All the code makes the general assumption that you have Python and Git installed on your computer. As for the project-specific requirements, we lead you through the installation process. We include the getcl
-package in this repository during the review process. Please install all the necessary packages using the following code:
pip install -r requirements.txt
On Windows, you might need to prefix the pip
command with python -m
.
In order to run the code, you will need local copies of CLTS, Concepticon, and Glottolog.
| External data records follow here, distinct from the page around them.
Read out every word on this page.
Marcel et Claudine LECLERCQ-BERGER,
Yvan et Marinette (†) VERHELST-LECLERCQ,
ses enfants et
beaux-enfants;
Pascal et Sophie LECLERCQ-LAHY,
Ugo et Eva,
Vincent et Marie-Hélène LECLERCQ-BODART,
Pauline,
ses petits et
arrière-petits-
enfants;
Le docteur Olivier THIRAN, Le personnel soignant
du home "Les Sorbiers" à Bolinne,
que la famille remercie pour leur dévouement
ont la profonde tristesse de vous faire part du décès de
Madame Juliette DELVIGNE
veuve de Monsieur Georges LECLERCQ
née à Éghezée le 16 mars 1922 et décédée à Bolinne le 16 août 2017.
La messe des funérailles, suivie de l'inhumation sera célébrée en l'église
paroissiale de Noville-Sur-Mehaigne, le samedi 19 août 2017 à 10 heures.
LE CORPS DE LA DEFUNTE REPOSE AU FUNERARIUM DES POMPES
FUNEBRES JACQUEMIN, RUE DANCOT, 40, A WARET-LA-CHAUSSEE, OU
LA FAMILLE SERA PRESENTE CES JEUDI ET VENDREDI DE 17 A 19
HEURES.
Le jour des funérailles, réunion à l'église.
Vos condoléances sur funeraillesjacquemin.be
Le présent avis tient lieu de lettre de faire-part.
To prepare those reference catalogues, plesae run the followign code and follow the interactive prompts:
cldfbench catconfig
You are now ready to reproduce the case-studies.
To reproduce the first case study, please switch to the respective working directory.
cd vonprincedaakaka
In this repository, you find three main folder: raw/, etc/, and cldf/. The raw-folder contains the raw data before mapping and pre-processing, the etc/ fodler the metadata used during the converison, and the cldf/-folder the converted files using the Cross-Linguistic Data Formats (CLDF). To re-run the mapping of concepts, please use the following code:
conceptlist --data=cldf/Dictionary-metadata.json --conceptlist=Swadesh-1955-100 --concepticon-version=v3.2.0 --language=en --output=raw/raw_automap.tsv
The result are the automatically mapped concepts. We recommend to now run a manual check of all mappings, since there are some cases which can be difficult to map due to homonymy (e.g. 'bark' or 'lie'). We have done such a manual check and saved the file as raw_filtermap.tsv
. This is the file that we use as an input to the final CLDF run.
cldfbench lexibank.makecldf cldfbench_daakaka.py --concepticon-version=v3.2.0 --glottolog-version=v5.0 --clts-version=v2.2.0
The workflow for Amahuaca is very similar, except that there is one additional step previous to the mapping: The parsing of the raw data, stored in hydeamahuaca/raw/parsing/
. You can re-run the parsing using the following commands:
cd hydeamahuaca/raw/parsing
python parse.py
cd ../../
You have now the data as csv-file, which you can convert to CLDF. Again, you can run the mapping of the conceptlist with the following command.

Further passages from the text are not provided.